As a last remark on boosting algorithms, there are two additional heuristics used to improve the generalization performance of boosting algorithms. The arguments in favor of these methods are rather experimental and not much theoretical, although their benefits are intuitive . The authors in \cite{hastie-elemstatslearn} and \cite{bishop - patternRecognition} mention them because of their overall contribution to the generalization error.
The first idea to reduce the overall variance of the algorithm is to subsample the data. This means that at each iteration, only a bootstrapped sample of the dataset will be selected to build the new weak learner. The motivation behind this is the same that as in Random Forest, where reducing the overall of available data to fit the new weak learner will most likely reduce the variance of the method. In practice, the rate of sampling will be controlled by a tuning parameter in the model.
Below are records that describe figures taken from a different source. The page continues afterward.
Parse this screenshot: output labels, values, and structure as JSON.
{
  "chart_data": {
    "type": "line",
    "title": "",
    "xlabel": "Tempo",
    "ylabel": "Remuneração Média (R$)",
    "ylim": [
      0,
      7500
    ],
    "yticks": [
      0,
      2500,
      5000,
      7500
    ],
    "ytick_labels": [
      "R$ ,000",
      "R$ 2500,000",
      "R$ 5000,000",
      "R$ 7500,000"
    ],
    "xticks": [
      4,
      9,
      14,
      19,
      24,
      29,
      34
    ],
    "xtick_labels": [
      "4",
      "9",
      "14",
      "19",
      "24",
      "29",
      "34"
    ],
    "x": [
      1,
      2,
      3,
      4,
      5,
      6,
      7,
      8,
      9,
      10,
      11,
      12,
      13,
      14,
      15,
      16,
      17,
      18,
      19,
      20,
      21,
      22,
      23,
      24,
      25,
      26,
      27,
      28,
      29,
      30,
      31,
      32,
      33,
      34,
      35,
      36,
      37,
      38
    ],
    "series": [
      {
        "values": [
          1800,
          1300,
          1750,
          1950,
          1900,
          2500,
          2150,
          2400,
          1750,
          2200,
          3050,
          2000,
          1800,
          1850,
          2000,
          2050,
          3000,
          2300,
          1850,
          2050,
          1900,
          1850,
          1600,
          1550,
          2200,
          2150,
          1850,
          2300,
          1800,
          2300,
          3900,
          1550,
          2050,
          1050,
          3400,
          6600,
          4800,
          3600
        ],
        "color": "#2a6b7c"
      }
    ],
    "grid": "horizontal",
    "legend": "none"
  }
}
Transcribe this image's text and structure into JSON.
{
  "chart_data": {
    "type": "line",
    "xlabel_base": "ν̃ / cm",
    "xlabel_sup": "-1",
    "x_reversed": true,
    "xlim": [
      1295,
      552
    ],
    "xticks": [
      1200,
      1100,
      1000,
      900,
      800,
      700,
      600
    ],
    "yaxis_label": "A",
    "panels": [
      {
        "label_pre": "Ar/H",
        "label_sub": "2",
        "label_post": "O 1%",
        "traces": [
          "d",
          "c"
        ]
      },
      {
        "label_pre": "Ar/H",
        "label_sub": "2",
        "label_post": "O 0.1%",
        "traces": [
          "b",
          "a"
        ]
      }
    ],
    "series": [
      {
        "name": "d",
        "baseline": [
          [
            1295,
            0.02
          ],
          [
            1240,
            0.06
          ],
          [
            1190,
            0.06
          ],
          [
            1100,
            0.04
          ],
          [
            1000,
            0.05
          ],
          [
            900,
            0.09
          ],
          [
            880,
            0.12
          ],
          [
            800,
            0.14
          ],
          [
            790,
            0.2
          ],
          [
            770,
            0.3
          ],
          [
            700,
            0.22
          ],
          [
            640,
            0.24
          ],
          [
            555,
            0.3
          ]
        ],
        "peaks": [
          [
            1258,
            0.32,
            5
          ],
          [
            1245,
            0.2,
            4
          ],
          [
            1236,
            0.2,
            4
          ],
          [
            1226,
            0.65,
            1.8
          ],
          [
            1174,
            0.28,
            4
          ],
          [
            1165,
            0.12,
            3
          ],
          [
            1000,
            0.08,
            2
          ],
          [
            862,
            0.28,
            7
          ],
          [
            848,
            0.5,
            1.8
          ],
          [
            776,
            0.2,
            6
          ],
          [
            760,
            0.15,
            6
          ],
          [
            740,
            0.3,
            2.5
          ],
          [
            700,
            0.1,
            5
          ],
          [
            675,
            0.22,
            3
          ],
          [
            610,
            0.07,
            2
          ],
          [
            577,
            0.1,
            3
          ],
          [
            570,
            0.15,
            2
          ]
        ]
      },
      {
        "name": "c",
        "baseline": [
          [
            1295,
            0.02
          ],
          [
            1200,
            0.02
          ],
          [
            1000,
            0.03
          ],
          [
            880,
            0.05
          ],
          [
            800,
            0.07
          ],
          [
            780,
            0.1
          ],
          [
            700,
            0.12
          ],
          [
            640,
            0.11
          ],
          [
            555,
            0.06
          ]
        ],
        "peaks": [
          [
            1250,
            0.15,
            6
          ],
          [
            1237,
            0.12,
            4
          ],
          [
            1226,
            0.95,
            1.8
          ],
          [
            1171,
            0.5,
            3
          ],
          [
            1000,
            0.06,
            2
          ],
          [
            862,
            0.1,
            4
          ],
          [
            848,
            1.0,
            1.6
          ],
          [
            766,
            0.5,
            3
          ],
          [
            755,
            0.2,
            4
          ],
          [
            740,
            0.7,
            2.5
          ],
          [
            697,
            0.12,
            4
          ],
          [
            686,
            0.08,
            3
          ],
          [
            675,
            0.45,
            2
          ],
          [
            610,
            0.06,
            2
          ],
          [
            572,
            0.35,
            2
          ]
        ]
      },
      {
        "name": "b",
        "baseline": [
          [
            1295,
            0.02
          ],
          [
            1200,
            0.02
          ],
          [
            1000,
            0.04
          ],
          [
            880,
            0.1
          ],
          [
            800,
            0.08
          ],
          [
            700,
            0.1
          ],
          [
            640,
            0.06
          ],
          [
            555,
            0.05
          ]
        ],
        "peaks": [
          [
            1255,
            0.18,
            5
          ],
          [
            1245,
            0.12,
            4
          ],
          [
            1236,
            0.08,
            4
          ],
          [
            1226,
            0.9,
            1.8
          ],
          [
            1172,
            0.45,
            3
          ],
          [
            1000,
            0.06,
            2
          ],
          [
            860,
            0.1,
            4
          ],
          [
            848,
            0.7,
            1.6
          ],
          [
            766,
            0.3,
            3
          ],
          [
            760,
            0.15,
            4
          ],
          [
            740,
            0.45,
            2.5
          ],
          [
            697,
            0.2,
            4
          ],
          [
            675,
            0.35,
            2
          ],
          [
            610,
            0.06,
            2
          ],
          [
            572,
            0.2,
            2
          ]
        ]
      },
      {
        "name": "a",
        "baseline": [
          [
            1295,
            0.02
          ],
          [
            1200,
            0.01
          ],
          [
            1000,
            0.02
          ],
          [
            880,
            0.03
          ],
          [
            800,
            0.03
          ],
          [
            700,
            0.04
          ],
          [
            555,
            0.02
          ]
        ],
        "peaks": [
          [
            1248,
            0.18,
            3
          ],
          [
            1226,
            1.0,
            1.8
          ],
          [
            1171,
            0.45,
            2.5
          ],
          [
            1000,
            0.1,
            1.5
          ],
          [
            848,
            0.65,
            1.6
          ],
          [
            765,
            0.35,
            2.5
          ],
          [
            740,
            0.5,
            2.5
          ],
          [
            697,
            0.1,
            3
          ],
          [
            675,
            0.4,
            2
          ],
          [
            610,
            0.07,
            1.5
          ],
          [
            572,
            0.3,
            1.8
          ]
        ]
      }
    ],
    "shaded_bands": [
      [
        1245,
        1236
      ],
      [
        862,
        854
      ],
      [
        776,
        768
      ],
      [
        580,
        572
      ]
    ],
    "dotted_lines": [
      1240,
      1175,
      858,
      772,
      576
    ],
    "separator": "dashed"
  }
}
The other heuristic is considered to be more important, at least experimentally by \cite{hastie-elemstatslearn}. This is done by successively applying a \textit{shrinkage} factor $v \in (0,1)$ to the new model. At step $t$, instead of letting the overall model become $ \hat{y_i}^{(t)} = \hat{y_i}^{(t-1)} + \theta_t h_t(x_i) $, we multiply the shrinkage factor $v$ to these values before adding them to the overall model at step $t-1$. This shrinkage factor is also known in the literature as the \textit{learning rate} of the algorithm. Note that $v$ is reducing the movement of the algorithm in the direction of optimization provided by $\theta_t$ and $h_t$. In practice this results in longer iterations needed to reach the algorithm's \textit{best} prediction rate. However, when this factor is combined with subsampling, it has been empirically shown to improve the overall generalization accuracy.